Troisièmement, la notion de seuil de saisine perdure alors que ce n’est peut-être pas l’outil adéquat pour appréhender l’impact du commerce sur les territoires. Notre regretté collègue député Jean-Paul Charié proposait de remplacer le critère de la surface par celui de l’envergure des commerces. C’est une idée qui mérite d’être creusée.
Quatrièmement, les équipements commerciaux effectivement construits ne sont pas tenus d’être conformes aux projets qui ont été préalablement présentés et validés par les CDAC, de sorte que les décisions des CDAC risquent de rester lettre morte.
Mon deuxième constat relatif à la réforme de l’urbanisme commercial porte sur l’absence d’outil statistique permettant d’évaluer l’impact de la libéralisation des implantations commerciales. On ne sait pas comment évolue la carte commerciale, ce qui donne lieu à des rumeurs alarmistes évoquant une multiplication des installations d’équipements dont il est impossible de vérifier la réalité. On ne sait pas non plus quel est l’impact sur la concurrence et sur les prix. Nous avons donc besoin d’un outil de mesure adapté pour appréhender les effets de la réforme.
Je précise toutefois que la réforme de l’urbanisme commercial est une réforme structurelle et qu’il ne faut sans doute pas s’attendre à ce qu’elle produise des effets significatifs en peu de temps ; plusieurs années seront nécessaires pour qu’on observe une évolution notable de la cartographie commerciale.

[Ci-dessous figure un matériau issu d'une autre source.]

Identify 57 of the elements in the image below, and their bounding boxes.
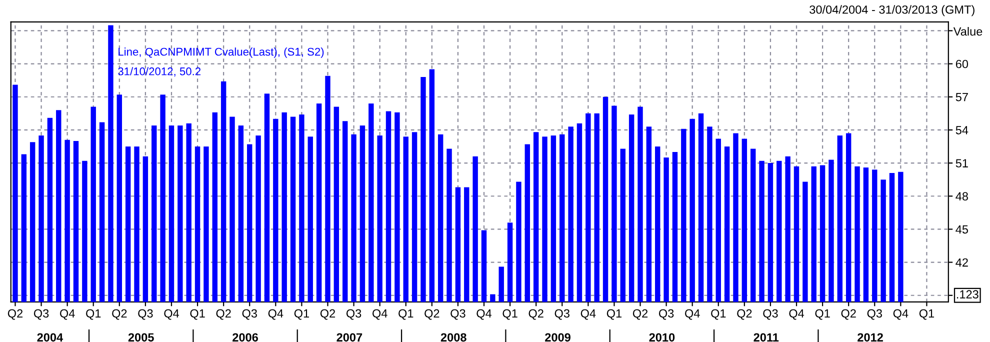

Enfin, et c’est mon troisième constat, l’intégration de l’urbanisme commercial à l’urbanisme reste inachevée. En effet, la réforme de l’urbanisme commercial par la LME était transitoire : un texte sur ce thème devait être adopté très promptement. Les outils créés par la LME ne sont donc pas opérationnels et beaucoup de questions restent en suspens : que peut comporter exactement le document d’aménagement commercial d’un SCOT ? Les prescriptions et le zonage du volet commercial d’un SCOT s’imposent-ils aux PLU et, au-delà, aux autorisations d’urbanisme ? Quels sont les liens entre le volet commercial d’un SCOT et les CDAC ? Le Grenelle II comporte une avancée importante dans ce domaine mais ne peut remplacer une réforme d’ensemble cohérente.
Dans ces conditions, je formulerai deux recommandations.
D’une part, il faut mettre en place dans les plus brefs délais un outil d’observation des équipements commerciaux permettant d’établir un bilan objectif de la LME.
D’autre part, il faut élaborer rapidement un texte sur l’urbanisme commercial, c’est-à-dire non pas un texte sur le commerce, mais un texte sur l’urbanisme. En effet, si l’urbanisme commercial était jusqu’à présent avant tout affaire de commerce, il devra à l’avenir être avant tout affaire d’urbanisme.
À ce sujet, je me réfère aux éléments extrêmement intéressants contenus dans les travaux de Jean-Paul Charié ou dans la contribution du Club des SCOT, dont je retiens trois suggestions très simples.
Selon la première, il conviendrait de préciser et de renforcer le pouvoir d’encadrement de l’activité commerciale par le SCOT et le PLU.
La deuxième suggestion est de donner aux élus locaux la capacité de contrôler les changements d’activité commerciale.
La troisième consiste à faire du permis de construire le seul instrument d’autorisation de construction de nouveaux commerces. Il serait délivré, bien sûr, après conformité aux règles d’urbanisme des PLU, eux-mêmes conformes aux SCOT, qui intègrent les fameux DAC, les documents d’aménagement commercial.
Il s’agit là, sinon de propositions, du moins de pistes à étudier, qui préfigurent en quelque sorte une réforme de l’urbanisme
Voilà, monsieur le président, monsieur le secrétaire d’État, mes chers collègues, les principales conclusions du groupe de travail sur l’application de la LME, ainsi que quelques conclusions personnelles.